Our study found that the AF group had more perioperative complications than the non-AF group, including GI anastomotic leakage, cardiac complications, respiratory complications, PE and postoperative shock. Among all complications, the incidence of GI anastomotic leakage in the AF group was approximately 22 times higher than that in the non-AF group. Although AF may affect the stability of hemodynamics and thus affect the blood supply of the anastomosis, the number of occurrences in both groups is small (5 patients versus 30), so further study is needed to confirm the conclusion.

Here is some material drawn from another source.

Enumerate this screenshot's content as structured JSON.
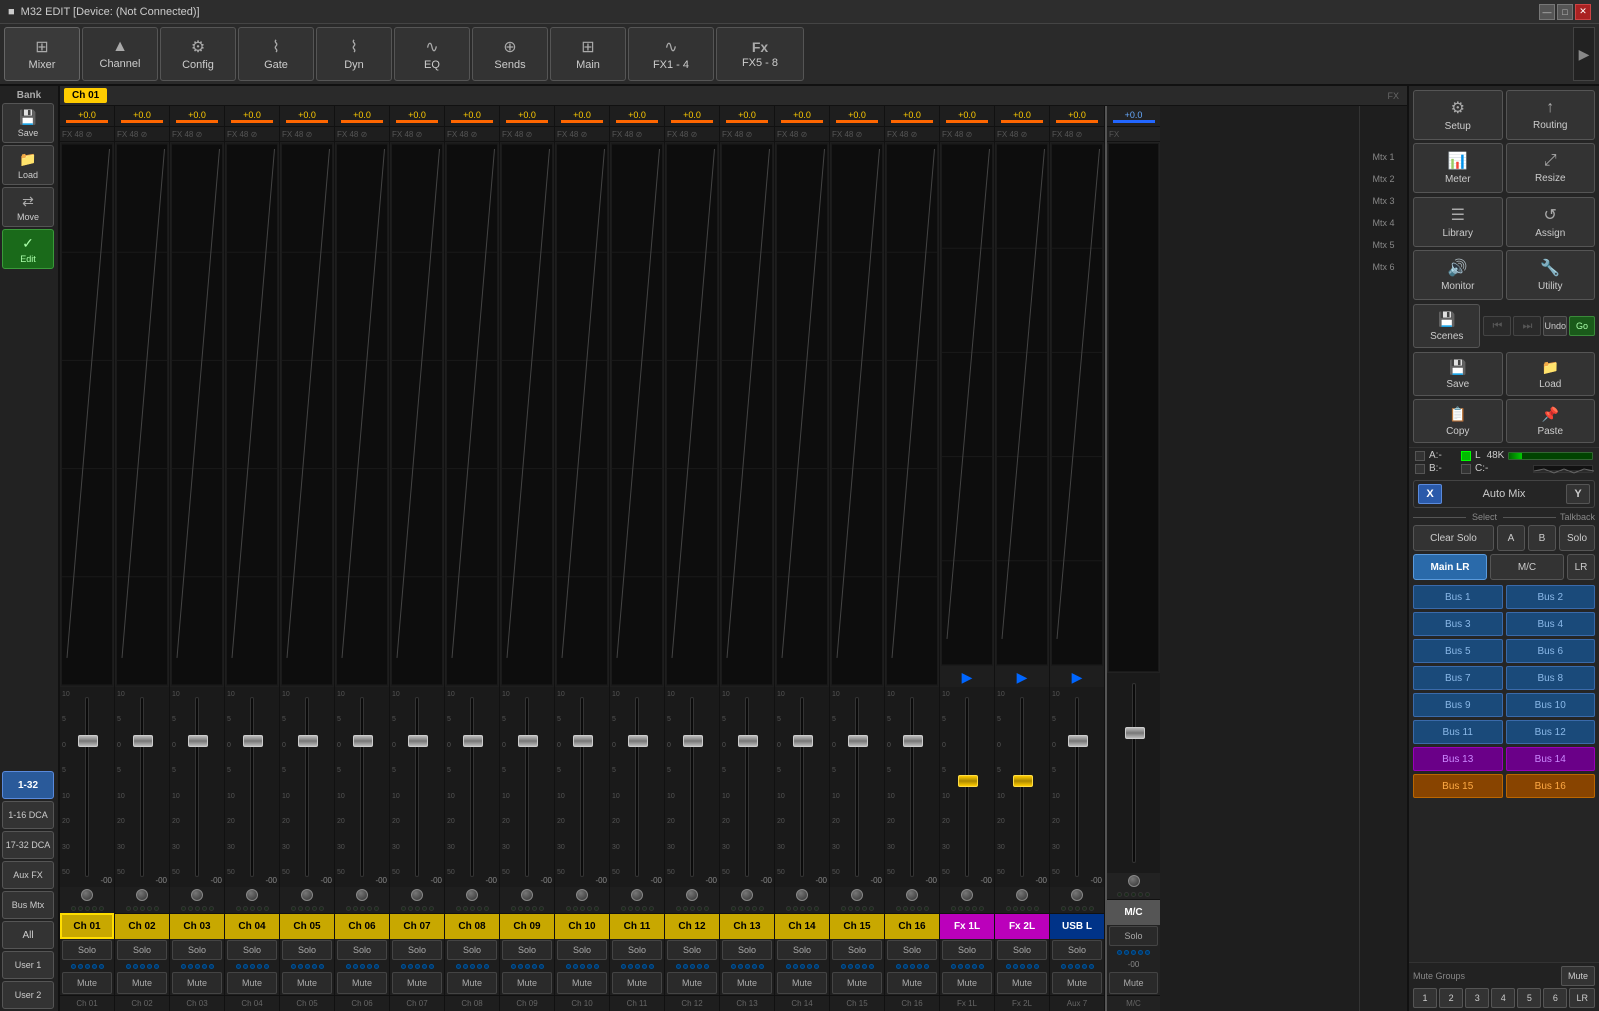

Botwinick et al.[23] reported that patients with AF are more likely to experience gastroparesis, but our study did not find the adverse effect of AF on gastroparesis. There were 249 patients included in Botwinick’s study, of which only 13 had atrial fibrillation, so further research may be needed to confirm the relationship between atrial fibrillation and gastroparesis. In addition, no differences were found in GI bleeding, AKI, gastroparesis, blood transfusion, pneumonia, UTI, cardiac arrest, postoperative sepsis, wound complications, etc.
With the advancement of surgical techniques, more and more elderly pancreatic cancer patients with complex comorbidities receive PD. Several studies have shown that age has an important adverse effect on the occurrence of perioperative complications and survival after PD[24, 25]. So, we further analyzed patients aged > 65 years. No significant difference was found in mortality, while there was significant difference between the two groups in LOS and cost. As for complications, the differences in various complications between the AF group and the non-AF group in the elderly population are similar to the overall population. It can be seen that although age will increase complications and mortality, it will increase evenly between the two groups. Further studies are needed to reveal the influence of age on perioperative complications and death after whipple’s surgery.
There are several limitations of the present study. First of all, our study is a retrospective study based on the NIS database with all inherent shortcomings. Secondly, because NIS is an inpatient database coding with ICD-9-CM, complications without ICD-9 code, such as pancreatic fistula, bile leakage, cannot be analyzed. In addition, tumor information such as tumor type, stage, and neoadjuvant chemotherapy is absent in the NIS database, which may have an impact on the outcomes of OPD. Finally, as the follow-up information is not included within the NIS database, the postoperative outcomes is not discussed in this study. Despite these limitations, this is the first population-based study that investigated the impact of AF on the outcomes of pancreatic cancer patients undergoing OPD, providing surgeons data and serving as a basis for future prospective studies.